TMtis padres son los típicos jubilados viajeros. Cuando no están en Cáceres (o sea, casi siempre), nos llamamos los domingos, pero no hablamos de la familia, sino de las comidas. ¿Por qué los padres son capaces de comer lo que les da la gana sin menoscabo para su salud mientras que los hijos, en cuanto nos excedemos con la grasa, la fritura o el dulce, nos ponemos al borde del cólico? Supongo que los padres tienen el estómago a prueba de bombas después de superar las hambrunas de los 40 y las fabadas de los 60, mientras que nosotros, de tanto controlar las calorías, hemos acabado malcriando nuestro estómago, que en cuanto huele a morcilla perejilera, empieza a arder.

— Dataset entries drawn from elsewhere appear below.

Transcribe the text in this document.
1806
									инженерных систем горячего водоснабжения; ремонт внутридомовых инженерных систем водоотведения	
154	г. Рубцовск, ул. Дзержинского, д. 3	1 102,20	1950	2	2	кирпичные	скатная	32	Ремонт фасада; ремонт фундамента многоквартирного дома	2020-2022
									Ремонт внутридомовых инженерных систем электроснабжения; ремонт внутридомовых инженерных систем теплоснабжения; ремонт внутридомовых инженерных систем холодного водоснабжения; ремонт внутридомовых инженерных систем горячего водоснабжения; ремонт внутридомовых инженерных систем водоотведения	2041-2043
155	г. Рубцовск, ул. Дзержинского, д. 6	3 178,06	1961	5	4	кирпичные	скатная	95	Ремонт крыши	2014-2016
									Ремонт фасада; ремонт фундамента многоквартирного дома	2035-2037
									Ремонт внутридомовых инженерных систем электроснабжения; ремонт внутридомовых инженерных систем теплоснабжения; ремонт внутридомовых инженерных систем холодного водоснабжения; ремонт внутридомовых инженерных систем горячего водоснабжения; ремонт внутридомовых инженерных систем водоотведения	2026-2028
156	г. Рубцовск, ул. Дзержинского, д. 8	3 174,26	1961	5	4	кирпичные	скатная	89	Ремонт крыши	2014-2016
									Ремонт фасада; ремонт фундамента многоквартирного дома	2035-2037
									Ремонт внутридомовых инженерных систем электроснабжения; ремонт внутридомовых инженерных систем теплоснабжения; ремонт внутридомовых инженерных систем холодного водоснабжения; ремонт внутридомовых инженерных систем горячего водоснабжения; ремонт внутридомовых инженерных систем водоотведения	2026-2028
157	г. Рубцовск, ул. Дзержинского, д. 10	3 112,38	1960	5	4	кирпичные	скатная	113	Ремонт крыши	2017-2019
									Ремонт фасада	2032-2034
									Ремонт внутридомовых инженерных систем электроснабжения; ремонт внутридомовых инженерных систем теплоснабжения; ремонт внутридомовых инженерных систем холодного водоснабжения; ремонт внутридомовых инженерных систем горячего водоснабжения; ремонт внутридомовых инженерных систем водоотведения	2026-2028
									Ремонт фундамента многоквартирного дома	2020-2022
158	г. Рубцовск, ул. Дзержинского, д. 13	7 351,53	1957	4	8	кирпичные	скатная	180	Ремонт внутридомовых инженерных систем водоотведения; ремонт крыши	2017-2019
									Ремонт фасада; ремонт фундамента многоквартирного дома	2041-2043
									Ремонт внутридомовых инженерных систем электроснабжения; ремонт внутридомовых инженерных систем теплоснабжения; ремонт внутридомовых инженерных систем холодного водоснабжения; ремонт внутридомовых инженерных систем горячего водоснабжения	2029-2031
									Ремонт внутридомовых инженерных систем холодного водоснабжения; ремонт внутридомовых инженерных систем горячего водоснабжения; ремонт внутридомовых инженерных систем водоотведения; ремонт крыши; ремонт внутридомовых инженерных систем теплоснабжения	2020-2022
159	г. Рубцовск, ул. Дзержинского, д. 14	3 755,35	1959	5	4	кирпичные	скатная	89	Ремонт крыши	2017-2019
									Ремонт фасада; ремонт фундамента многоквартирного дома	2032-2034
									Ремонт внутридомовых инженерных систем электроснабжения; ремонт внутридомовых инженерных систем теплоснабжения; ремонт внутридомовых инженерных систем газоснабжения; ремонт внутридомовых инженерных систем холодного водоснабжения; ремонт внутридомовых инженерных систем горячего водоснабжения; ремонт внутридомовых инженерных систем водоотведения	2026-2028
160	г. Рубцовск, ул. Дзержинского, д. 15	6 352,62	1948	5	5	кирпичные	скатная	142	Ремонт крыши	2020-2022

Ahora tengo por aquí a mis tías de Asturias, esas de las que ya les conté una vez que acostumbran a mearse, literalmente, de risa. Parece ser que han venido con un objetivo fundamental: superar los 80 kilos, que se las veía muy desmejoradas. Ayer hablé con mis padres y sólo de oírles relatar las comilonas ya engordabas. En la última semana han estado en La Cabaña de Ceclavín tomando chanfaina, chuletas a la brasa, pinchos morunos y natillas de crema tostada. Han ido a Monfortinho a por arroz de marisco, bacalao y postres en buffet libre. Han pasado por Coria en busca de exquisitos huevos rotos y a todo ello hay que añadirle el queso de cabra y los solomillos ibéricos de Acehúche, un cabrito completo de una majada de confianza, tencas, carpas, lucios y blaks-blass, higos, almendras, uvas y pitarras... En fin, que mis tías están estupendas y camino ya de las ocho arrobas.